Je persiste et signe. Je suis consciente du volume du post, mais c'est pour piocher dedans pour infos, pas pour apprendre par coeur (je l'ai fait pour le partiel, je vous le recommande pas...) No

5ème étape : le 18ème siècle, l’Encyclopédie :

Introduction:
entre 1751 et 1772, l’encyclopédie est rendue publique et connaît un grand retentissement. C’est un ouvrage raisonné et volumineux dont le titre est significatif du contenu : le Savoir. C’est une œuvre importante par la nature du projet, l’ambition de tout un siècle philosophique qui croit aux progrès es sciences ainsi qu’au progrès général de l’humanité.
il enregistre le savoir et le délivre en l’expliquant. c’est une source inépuisable dans l’esprit des philosophes du 18ème de réflexion sur des manières de réfléchir.
Pour Fontenelle, c’est l’association de la connaissance et d’une méthode (démonstration d’une méthode appliquée à la connaissance et aux faits culturels).

A-la Création :
I-l’exception de l’entreprise éditoriale.
1)les prémices des débuts de l’entreprise :

A la demande d’un libraire parisien, Lebreton, Diderot et d’Alembert se voient proposer la traduction de la Cyclopedia de Chambers. A l’époque, les dictionnaires avaient beaucoup de succès auprès des lecteurs cultivés et curieux de connaissances nouvelles et précises.
Ils vont transformer le projet initial et vont travailler à partir du travail de Chambers. En 1748, ils obtiennent l’autorisation officielle du roi.
2)le projet :
l’ampleur du projet : il réunit des spécialistes (environ 200 collaborateurs) parce qu’ils produisent du savoir. Il y a par exemple Tronchin (en médecine), Voltaire, Diderot et d’Alembert. il y a également le partage d’un certain nombre d’idées, i.e l’esprit des lumières est la recherche d’une liberté de penser et un intérêt pour toutes les méthodes de connaissances.
Au départ, il y a huit volumes et deux volumes de planches (illustrations). Et au final il y aura 17 volumes d’articles et 11 volumes de planches.
3)le succès :
l’encyclopédie a beaucoup de succès, elle a convaincu les contemporains et les libraires vont en tirer un maximum de profit.
conclusion partielle : c’est une œuvre de combat car elle présente une visée didactique et critique.
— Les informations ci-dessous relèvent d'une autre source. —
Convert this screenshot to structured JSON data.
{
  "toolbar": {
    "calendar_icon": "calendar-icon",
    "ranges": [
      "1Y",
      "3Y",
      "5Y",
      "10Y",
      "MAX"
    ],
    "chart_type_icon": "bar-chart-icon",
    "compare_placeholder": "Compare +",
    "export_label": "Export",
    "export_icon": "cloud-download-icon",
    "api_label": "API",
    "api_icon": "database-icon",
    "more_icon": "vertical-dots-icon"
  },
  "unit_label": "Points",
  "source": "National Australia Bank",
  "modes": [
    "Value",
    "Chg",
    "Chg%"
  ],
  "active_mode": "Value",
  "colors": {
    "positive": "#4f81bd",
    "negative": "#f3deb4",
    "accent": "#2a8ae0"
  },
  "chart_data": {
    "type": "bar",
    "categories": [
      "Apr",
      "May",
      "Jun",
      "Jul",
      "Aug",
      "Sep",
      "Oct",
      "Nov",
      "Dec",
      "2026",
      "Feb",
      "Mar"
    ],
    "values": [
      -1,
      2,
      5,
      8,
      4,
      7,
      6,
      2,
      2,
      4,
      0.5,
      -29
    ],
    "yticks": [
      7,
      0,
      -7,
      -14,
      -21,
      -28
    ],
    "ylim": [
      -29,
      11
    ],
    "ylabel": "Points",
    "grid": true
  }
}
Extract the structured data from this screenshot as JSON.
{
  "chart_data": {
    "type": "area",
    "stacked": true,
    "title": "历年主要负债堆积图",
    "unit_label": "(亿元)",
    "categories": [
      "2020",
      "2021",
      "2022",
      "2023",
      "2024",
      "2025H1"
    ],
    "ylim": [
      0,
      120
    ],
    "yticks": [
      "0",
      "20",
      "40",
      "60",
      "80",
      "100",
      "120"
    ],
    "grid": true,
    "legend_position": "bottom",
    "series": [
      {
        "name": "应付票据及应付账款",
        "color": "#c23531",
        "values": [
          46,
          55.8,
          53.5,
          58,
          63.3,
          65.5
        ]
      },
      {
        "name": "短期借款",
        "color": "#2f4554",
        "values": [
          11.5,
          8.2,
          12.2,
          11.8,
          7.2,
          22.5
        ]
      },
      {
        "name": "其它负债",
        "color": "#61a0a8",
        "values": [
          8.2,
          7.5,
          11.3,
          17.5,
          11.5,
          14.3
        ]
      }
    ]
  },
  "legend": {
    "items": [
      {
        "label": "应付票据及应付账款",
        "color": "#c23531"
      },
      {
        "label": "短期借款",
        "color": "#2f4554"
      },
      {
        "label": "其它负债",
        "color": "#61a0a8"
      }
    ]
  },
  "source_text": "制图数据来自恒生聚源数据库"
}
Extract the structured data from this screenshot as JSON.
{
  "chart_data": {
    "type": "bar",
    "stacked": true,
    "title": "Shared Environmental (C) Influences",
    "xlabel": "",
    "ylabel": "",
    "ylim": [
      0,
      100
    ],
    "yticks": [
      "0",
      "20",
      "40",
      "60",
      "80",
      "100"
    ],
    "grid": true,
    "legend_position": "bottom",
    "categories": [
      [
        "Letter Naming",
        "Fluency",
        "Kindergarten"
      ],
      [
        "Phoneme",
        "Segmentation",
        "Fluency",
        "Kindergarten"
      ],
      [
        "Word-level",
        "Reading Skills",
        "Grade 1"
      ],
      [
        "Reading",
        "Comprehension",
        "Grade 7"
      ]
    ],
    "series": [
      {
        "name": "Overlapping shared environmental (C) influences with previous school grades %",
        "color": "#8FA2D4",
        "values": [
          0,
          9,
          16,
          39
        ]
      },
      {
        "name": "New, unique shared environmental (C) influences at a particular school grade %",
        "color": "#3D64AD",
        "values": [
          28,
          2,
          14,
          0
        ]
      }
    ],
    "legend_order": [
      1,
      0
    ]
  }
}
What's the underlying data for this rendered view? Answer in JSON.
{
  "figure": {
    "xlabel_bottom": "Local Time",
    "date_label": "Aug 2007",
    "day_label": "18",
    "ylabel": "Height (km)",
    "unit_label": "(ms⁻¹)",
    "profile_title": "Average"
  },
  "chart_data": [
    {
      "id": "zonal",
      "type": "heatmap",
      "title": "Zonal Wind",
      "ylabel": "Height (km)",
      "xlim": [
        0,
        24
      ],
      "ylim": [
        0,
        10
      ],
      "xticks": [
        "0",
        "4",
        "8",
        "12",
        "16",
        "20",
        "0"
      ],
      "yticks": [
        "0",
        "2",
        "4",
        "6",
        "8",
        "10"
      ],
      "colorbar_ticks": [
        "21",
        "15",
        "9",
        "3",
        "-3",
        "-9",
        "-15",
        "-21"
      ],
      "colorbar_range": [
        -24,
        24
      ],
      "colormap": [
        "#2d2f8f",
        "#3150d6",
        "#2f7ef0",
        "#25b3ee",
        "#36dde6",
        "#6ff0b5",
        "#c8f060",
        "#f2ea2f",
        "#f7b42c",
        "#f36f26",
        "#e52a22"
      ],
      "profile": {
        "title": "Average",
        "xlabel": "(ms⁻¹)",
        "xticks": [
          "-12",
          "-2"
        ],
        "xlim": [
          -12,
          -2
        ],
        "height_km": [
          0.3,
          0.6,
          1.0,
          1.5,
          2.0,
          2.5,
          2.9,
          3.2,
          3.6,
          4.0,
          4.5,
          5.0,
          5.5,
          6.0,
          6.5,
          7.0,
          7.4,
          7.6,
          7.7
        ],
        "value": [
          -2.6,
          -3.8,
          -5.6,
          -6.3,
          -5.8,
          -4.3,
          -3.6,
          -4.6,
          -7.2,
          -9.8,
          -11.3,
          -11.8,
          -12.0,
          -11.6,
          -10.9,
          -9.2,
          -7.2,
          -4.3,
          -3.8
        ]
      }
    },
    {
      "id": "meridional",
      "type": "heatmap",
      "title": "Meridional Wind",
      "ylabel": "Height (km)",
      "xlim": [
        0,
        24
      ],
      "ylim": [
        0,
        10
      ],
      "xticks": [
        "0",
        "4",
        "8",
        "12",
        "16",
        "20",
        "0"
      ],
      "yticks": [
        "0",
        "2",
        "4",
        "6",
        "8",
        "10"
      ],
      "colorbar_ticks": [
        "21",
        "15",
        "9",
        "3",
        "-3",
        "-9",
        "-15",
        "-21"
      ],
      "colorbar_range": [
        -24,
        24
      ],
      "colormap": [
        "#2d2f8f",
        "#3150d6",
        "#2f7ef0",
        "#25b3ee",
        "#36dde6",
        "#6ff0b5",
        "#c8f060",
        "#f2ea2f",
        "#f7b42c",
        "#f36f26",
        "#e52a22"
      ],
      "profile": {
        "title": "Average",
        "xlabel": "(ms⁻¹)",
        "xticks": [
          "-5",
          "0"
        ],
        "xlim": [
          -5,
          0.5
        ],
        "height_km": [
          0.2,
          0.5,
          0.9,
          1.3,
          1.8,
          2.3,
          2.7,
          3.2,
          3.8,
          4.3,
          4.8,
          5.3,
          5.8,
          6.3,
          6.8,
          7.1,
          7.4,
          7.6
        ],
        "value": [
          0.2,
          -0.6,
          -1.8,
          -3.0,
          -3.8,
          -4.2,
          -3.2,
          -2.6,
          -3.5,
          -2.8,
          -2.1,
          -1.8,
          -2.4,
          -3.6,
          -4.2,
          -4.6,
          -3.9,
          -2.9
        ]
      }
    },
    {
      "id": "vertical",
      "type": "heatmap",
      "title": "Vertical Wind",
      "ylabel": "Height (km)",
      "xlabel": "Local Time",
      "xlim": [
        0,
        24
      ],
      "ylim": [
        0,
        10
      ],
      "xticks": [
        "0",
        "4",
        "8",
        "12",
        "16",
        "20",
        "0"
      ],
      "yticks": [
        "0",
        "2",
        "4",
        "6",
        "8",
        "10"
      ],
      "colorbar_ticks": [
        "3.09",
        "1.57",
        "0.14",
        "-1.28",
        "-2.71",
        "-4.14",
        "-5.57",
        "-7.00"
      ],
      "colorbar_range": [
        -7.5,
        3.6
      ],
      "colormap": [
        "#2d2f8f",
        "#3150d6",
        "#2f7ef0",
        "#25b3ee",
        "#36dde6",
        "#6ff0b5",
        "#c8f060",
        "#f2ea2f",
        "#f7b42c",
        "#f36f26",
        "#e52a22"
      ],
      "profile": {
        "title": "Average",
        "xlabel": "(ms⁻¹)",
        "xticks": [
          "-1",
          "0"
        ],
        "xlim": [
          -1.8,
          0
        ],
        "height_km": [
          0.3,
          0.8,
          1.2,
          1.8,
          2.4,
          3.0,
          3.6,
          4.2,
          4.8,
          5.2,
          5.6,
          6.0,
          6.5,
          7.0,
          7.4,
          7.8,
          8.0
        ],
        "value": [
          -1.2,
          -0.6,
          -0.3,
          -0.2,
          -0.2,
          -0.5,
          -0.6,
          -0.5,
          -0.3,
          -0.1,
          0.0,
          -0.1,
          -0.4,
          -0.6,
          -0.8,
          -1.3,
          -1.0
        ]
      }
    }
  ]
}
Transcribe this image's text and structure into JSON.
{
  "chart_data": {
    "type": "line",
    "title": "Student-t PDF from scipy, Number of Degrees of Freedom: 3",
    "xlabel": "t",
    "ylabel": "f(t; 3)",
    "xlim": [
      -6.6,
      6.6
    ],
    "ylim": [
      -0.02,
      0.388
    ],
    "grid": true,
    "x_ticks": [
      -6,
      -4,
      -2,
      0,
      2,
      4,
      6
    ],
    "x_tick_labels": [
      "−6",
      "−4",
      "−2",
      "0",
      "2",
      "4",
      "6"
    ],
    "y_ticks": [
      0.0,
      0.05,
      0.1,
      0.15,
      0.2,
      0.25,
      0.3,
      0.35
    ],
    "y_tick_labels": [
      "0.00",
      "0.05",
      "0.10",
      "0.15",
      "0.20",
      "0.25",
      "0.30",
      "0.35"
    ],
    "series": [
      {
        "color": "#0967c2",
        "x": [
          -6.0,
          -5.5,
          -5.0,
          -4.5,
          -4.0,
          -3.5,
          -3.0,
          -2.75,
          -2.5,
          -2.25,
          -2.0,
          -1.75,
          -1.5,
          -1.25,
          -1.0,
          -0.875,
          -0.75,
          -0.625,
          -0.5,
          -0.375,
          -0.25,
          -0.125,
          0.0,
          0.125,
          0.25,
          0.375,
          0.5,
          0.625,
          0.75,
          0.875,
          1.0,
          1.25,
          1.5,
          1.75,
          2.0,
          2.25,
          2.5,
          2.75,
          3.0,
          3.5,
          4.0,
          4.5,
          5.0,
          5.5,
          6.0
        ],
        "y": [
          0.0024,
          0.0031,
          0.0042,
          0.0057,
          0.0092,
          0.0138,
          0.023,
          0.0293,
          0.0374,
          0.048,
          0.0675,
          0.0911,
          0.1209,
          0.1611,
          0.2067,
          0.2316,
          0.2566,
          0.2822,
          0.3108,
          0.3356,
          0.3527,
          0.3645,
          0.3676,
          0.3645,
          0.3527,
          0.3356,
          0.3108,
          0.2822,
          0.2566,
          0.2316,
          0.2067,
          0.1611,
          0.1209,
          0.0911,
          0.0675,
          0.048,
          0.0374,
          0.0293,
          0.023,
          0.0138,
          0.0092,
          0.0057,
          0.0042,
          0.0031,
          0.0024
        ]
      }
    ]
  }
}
L’ampleur du projet est l’exemple de la lutte pour la publication par les défenseurs d’une pensée nouvelle face à une société prise en étau entre la politique, la religion et le domaine intellectuel.

A-une œuvre de combat :
I-une opposition politique et religieuse :
1)les interdictions
:
en 1752, les premières réactions après la parutions des deux premiers volumes, puis en 1757. Le privilège accordé par le roi est finalement révoqué.
2)opposition politique et religieuse :
les encyclopédistes sont accusés d’impiété. en 1752, un édit royal les accusent de : - volonté d’anéantir l’autorité royale
- créer un esprit d’indépendance et de révolte
- corruption des mœurs
Rejet de la religion.
En 1757, le contexte politique est en crise. Le 17 janvier, attaque lancée contre le roi et en 1758, parution d’un ouvrage de l’esprit par Helvetius qui défend ouvertement l’athéisme, il est très proche des encyclopédistes et son œuvre est interdite à la vente.
I-une opposition littéraire et philosophique :
les encyclopédistes subissent des attaques virulentes :
Moreau, avocat, publie en 1757 un pamphlet ; les Cacouacs, accusant les encyclopédistes d’être responsables des malheurs de la France.
Fréron, directeur d’un journal, l’Année Littéraire, attaque en 1759 et est descendu par Voltaire.
Palissot écrit une pièce de théâtre jouée à la comédie française en 1760.
II-le projet encyclopédique vu de plus près :
1)la figure de l’arbre :

le projet est précisé dans deux textes :
le prospectus d’Alembert
le discours préliminaire d’Alembert.
2)la distance critique :
les philosophes n’attaquent pas de front la religion mais font en sorte que les lecteurs comprennent d’eux- mêmes, par exemple l’article « eucharistie » est signalé comme présentant des similitudes avec l’anthropophagie et renvoie à l’article du même nom.
3)les arts mécaniques :
la place des arts mécaniques, techniques et artisanaux dans l’encyclopédie est au même titre que celle accordée à la médecine.
Les ouvriers qui manipulent des machines vont devenir détenteurs d’un savoir technique et vont devenir les maîtres de la machine par la connaissance réflexive qu’ils en ont.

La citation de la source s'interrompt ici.